Театральная история - страница 15

стр.

И сейчас, когда он бежит на встречу с Сильвестром, он задыхается от предчувствий. Если бы ему сделали кардиограмму, то велели бы срочно лечь в постель и пить пустырник, не вставая.

Назначение

Тысячелетия назад Бог обращался к своим избранникам. «Авраам, где ты?» Он не поинтересовался бы место-нахождением свинопаса или актера седьмого плана. Сегодня я услышал нечто подобное тому древнему и страшному зову. «Александр, где ты?» Неужели? Я избран? Пусть Бог обратился ко мне не напрямую. Пусть через своего ангела. Но ведь обратился же!

Я подхожу к зданию театра. Останавливаюсь. Смотрю на эту выкрашенную в красный цвет судьболомню. Кладбище амбиций, источник депрессий. Место, где чудо реально, а реальность не очень-то ценят. Здесь взрослые мужчины интригуют, чтобы получить роли привидений, зверей, а если повезет – высокородных принцев. А если судьба окажется совсем благосклонной, то они получат возможность выкрикнуть со сцены «Быть или не быть?» и утонуть в цветах. Или в бутылке. Зависит от качества сказанного.

Колени подкашиваются, подкашивается душа, лифт летит на третий, четвертый, и вот уже пятый этаж, здесь обитает Он. Хозяин театра. Сильвестр Андреев.

Лифт останавливается и брезгливо выплевывает меня в приемную Хозяина.

Не чувствую ног, это не увольнение, он не стал бы меня давить лично, собственной пятой, собственноножно не стал бы, много чести, но зачем тогда, Господи, зачем?.. Со мной здоровается его помощница Светлана. Она всесильна. Мы называем ее Сцилла Харибдовна.

Меня завораживает, пугает и манит черная дверь кабинета Хозяина. Теперь я знаю: от черного цвета можно ослепнуть.

Какие бы терзания ни ждали меня за этой дверью, я знаю, что буду сейчас делать. Я буду целовать зад. Это, наверное, непристойно, и быть может, это даже ругательство, но только не в театре. Здесь за место у режиссерского зада идет борьба ожесточенная, и не всякий получает шанс припасть к сиятельным ягодицам. Но тот, кто дорывается, входит в роль истово, а расстается с ней – в отчаянии. Сейчас мне нужно совершить церемонию целования максимально виртуозно и, по возможности, не теряя достоинства.

Дверь распахнута, свет – в глаза. Лысая голова сделала легкий приветственный наклон и торжественно засияла на летнем солнце. Господи, а он что тут делает, Иосиф Флавин? Этот толстяк журналист – здесь? Мы что, не помним, как он раздраконил нашего «Ричарда»? И что за омерзительный у него псевдоним, не говорю уже о лице, не говорю уже о жирных руках, о непозволительно тонких для такого толстого лица губах… Но о чем это я, о ком это я в такой момент!

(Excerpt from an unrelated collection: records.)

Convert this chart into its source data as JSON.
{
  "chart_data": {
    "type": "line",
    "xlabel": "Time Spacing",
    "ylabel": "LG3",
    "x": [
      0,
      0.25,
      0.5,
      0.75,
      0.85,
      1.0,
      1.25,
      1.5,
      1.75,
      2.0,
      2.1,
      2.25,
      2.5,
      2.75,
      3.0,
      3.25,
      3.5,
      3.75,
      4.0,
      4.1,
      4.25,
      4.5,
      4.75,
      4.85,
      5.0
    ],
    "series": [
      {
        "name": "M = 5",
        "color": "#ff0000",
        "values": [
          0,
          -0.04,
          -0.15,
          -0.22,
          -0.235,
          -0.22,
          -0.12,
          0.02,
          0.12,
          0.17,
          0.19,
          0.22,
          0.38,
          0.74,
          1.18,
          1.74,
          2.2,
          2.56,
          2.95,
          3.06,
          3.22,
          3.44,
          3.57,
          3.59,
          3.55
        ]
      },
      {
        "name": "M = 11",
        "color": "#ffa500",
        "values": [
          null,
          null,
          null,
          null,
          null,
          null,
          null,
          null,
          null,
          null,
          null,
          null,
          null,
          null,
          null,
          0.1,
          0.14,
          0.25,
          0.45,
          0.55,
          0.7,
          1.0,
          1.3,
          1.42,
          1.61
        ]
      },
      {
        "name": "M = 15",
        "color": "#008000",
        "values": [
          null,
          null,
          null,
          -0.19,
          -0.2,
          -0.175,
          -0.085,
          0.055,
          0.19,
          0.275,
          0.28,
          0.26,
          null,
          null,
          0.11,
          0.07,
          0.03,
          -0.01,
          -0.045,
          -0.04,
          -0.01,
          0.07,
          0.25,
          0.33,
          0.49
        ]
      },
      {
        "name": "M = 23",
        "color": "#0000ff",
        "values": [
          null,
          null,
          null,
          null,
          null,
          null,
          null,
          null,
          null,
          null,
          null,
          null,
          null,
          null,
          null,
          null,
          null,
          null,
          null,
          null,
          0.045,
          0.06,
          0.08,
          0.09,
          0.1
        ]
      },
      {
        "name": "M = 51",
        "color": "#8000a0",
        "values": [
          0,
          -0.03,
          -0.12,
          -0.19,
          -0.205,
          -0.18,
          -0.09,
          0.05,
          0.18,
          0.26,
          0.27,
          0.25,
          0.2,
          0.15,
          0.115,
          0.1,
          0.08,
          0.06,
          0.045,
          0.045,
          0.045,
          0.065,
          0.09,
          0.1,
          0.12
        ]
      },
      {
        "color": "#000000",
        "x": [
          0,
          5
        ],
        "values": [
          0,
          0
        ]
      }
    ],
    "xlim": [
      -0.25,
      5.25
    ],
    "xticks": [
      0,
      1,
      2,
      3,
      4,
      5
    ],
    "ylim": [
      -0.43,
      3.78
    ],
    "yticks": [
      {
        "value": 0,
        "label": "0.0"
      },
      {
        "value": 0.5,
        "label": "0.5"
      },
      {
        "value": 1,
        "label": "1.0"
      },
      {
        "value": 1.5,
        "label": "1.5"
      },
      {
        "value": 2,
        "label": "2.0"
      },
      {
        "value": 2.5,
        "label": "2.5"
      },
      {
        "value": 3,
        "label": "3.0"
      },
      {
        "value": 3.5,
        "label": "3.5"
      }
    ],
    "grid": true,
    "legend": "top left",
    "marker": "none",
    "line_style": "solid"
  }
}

Кто это, кто дает мне знак подойти? Режиссер. Приближаюсь к его лику. Слепну… Господи, неужели и на лице моем столько же благоговения, сколько и в душе? Позор. Но приятно.

– Присядьте.

Голос тихий, но кто, как не я, знает, какие раскаты таятся в нем, готовые в любой миг вырваться и разорвать все встретившиеся на пути барабанные перепонки. Сажусь на краешек стула.

– Нет, лучше постойте, так выгодней падает свет.

Встаю.

– Иосиф, а может быть, ты и прав, он по-настоящему нелепый, почти художественно нелепый… – Режиссер обращается к лысой голове, та одобрительно кивает. – И пол не вполне определенный…

Он вглядывается в меня, и я стараюсь сделать так, чтобы на моем лице сияла мысль и вместе с тем готовность исполнить все, что от меня потребуется.

– Александр («Он называет мое имя? Я должен сесть, срочно сесть, иначе…»), Александр, можете сказать: «Меня, меня женою сделай!»

– Кому?

– Ну не мне же! Говори ему! – безволосый режиссерский мизинец указует вглубь кабинета, и я замечаю, что под портретом Мейерхольда притаился карлик. Он едва дышит от благо- говения, мой собрат по страху и трепету. А в голосе режиссера уже клокочет нетерпение: – Ему говори, ну же, скорее, страстно и нежно, требовательно и с опаской – ведь решается твоя участь, это как «быть или не быть», но только женское, мягкое, чувственное…

Режиссер настроил слух словно музыкант: издаст ли инструмент нужный звук? Или он безнадежно расстроен?

Пауза. Еще секунда тишины, и лифт отвезет меня на самый нижний этаж и оставит там навеки. Можно ли в свой звездный час задавать вопросы? Интересоваться, почему я должен умолять карлика выйти за меня замуж? Я актер, я всегда в боеготовности.